The Cybersecurity and Infrastructure Security Agency (CISA)Â plans to help train and assess cybersecurity practices at 300 new “K-12 entities” in the upcoming school year. And the Federal Bureau of Investigation and National Guard Bureau will release new resources explaining how to report cybersecurity incidents.
CNBC reached out to the White House for more details on the criteria for doling out the funds.
Several companies joined in the initiative as well. Amazon Web Services committed $20 million to fund a cyber grant program for school districts and state departments of education.
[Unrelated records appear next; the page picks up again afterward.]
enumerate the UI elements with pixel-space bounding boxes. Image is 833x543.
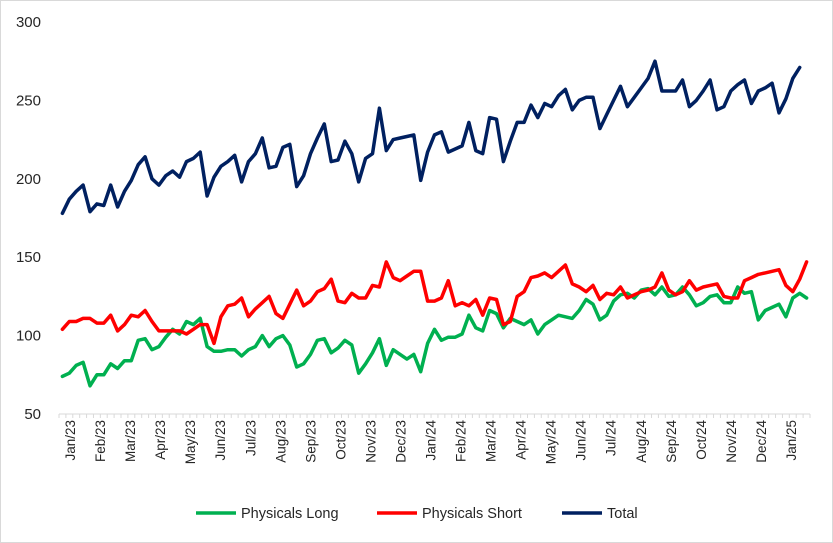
x-tick-label: Jan/23 [63,420,78,461]
x-axis-ticks: Jan/23 Feb/23 Mar/23 Apr/23 May/23 Jun/23 Jul/… [63,420,799,465]
x-tick-label: Nov/23 [363,420,378,463]
x-tick-label: Sep/23 [303,420,318,463]
x-tick-label: Dec/24 [754,420,769,463]
y-tick-label: 200 [16,171,41,188]
series-line-physicals-short [60,260,809,346]
x-tick-label: Jun/24 [574,420,589,461]
y-tick-label: 300 [16,14,41,31]
y-axis-ticks: 50 100 150 200 250 300 [16,14,41,423]
x-tick-label: Feb/23 [93,420,108,462]
series-line-physicals-long [60,285,809,388]
series-line-total [60,59,802,216]
x-tick-label: Apr/24 [514,420,529,460]
legend: Physicals Long Physicals Short Total [196,506,638,522]
x-tick-label: Feb/24 [454,420,469,463]
x-tick-label: Oct/23 [333,420,348,460]
x-tick-label: Oct/24 [694,420,709,460]
x-tick-label: Jan/25 [784,420,799,461]
y-tick-label: 50 [24,406,41,423]
x-axis-tick-marks [58,414,811,418]
x-tick-label: Sep/24 [664,420,679,463]
legend-label: Physicals Long [241,506,339,522]
x-tick-label: Aug/24 [634,420,649,463]
x-tick-label: Jul/24 [604,420,619,457]
y-tick-label: 250 [16,92,41,109]
x-tick-label: Mar/23 [123,420,138,462]
x-tick-label: May/23 [183,420,198,464]
x-tick-label: Mar/24 [484,420,499,463]
x-tick-label: May/24 [544,420,559,465]
y-tick-label: 100 [16,328,41,345]
x-tick-label: Jun/23 [213,420,228,461]
legend-label: Physicals Short [422,506,522,522]
x-tick-label: Nov/24 [724,420,739,463]
x-tick-label: Jul/23 [243,420,258,456]
legend-label: Total [607,506,638,522]
x-tick-label: Dec/23 [393,420,408,463]
x-tick-label: Jan/24 [424,420,439,461]
x-tick-label: Apr/23 [153,420,168,460]
series-lines [60,59,809,388]
y-tick-label: 150 [16,249,41,266]
x-tick-label: Aug/23 [273,420,288,463]
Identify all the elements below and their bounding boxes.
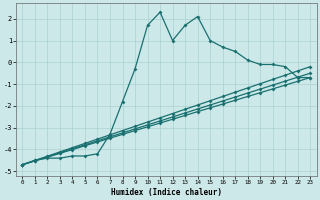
X-axis label: Humidex (Indice chaleur): Humidex (Indice chaleur) <box>111 188 222 197</box>
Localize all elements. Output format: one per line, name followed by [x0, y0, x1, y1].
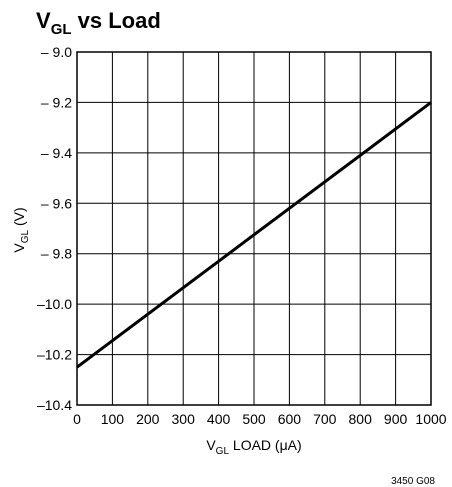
y-tick-label: – 9.8 [41, 246, 72, 262]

To apply for the grants, districts or departments must describe the relevant project they seek to work on and their intended goals.
It will also conduct free security reviews for U.S. education technology companies that provide “mission-critical applications” for K-12 schools. And if districts are attacked, AWS said it will provide cyber incident response assistance at no cost.
Other companies joining the initiative included Cloudflare, Google and more. Cloudflare committed to offer cybersecurity solutions for free to public school districts with less than 2,500 students, cloud-based education tech company PowerSchool said it would provide free and subsidized “security as a service” courses to schools and districts and Google created a new “K-12 Cybersecurity Guidebook.”